The FCW Insider offers some tips for agency public affairs officials.
Alice Lipowicz reports on a survey of journalists who say that federal agencies almost always restrict access to agency officials for interviews.
An agency's public affairs department can be either a blessing or a curse for a journalist, sometimes a bit of each. The release of the survey provides an opportunity to offer some tips for public affairs officers who want to help get their agency's message out. (Sometimes the PAO's job is to try to prevent reporters from getting access or information; the tips below won't be of much help in those cases.)
* Make officials available as quickly as possible. Reporters work on deadlines, and if you can line up an interview appointment two days after the deadline passes, it does no good.
* While monitoring the interview, let the interviewee answer the questions. Speak up if the interviewee misspeaks, or to fill in data that the interviewee doesn't have at his fingertips, but otherwise sit back and let the agency official do most of the talking.
* Respond quickly if a reporter needs a few facts for an article, or to clarify something said in an earlier interview. Again, time is usually a factor, especially for reporters writing for an online news site or daily newspaper.
* Don't ask to see an article before publication. Most reputable media outlets won't allow this, but most reporters will be happy to discuss specific points where you might be concerned about a misunderstanding.
* Be pro-active about promoting positive news, including offering officials for interviews. The media is often accused of never covering the good news, but that is in part because people don't let us know when there is good news. We're not mind-readers. Well, not most of us.

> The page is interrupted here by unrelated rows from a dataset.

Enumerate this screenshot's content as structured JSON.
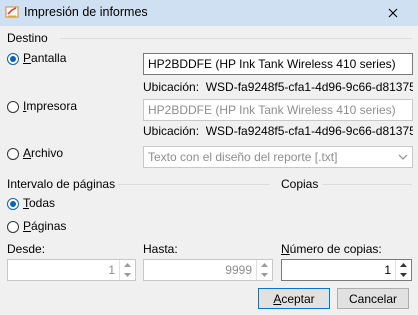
{
  "window": {
    "title": "Impresión de informes"
  },
  "destino": {
    "label": "Destino",
    "pantalla": {
      "prefix": "",
      "mnemonic": "P",
      "rest": "antalla",
      "selected": true,
      "printer": "HP2BDDFE (HP Ink Tank Wireless 410 series)",
      "ubicacion_label": "Ubicación:",
      "ubicacion_value": "WSD-fa9248f5-cfa1-4d96-9c66-d81375"
    },
    "impresora": {
      "prefix": "",
      "mnemonic": "I",
      "rest": "mpresora",
      "selected": false,
      "printer": "HP2BDDFE (HP Ink Tank Wireless 410 series)",
      "ubicacion_label": "Ubicación:",
      "ubicacion_value": "WSD-fa9248f5-cfa1-4d96-9c66-d81375"
    },
    "archivo": {
      "prefix": "",
      "mnemonic": "A",
      "rest": "rchivo",
      "selected": false,
      "format": "Texto con el diseño del reporte [.txt]"
    }
  },
  "intervalo": {
    "label": "Intervalo de páginas",
    "todas": {
      "mnemonic": "T",
      "rest": "odas",
      "selected": true
    },
    "paginas": {
      "mnemonic": "P",
      "rest": "áginas",
      "selected": false
    },
    "desde_label": "Desde:",
    "desde_value": "1",
    "hasta_label": "Hasta:",
    "hasta_value": "9999"
  },
  "copias": {
    "label": "Copias",
    "numero_mnemonic": "N",
    "numero_rest": "úmero de copias:",
    "value": "1"
  },
  "buttons": {
    "aceptar_mnemonic": "A",
    "aceptar_rest": "ceptar",
    "cancelar": "Cancelar"
  },
  "colors": {
    "accent": "#0a64ad",
    "titlebar": "#cfe0f2"
  }
}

* A reporter's relationship to the organizations on which he or she reports can sometimes be adversarial. Our job is to inform the public, not necessarily to make a particular agency look good. But most reporters are responsible professionals who aren't interested in sensationalizing the news. We appreciate candor, and we need responsiveness, and we try to report fairly and accurately. A good public affairs officer can play a pivotal role in making that possible.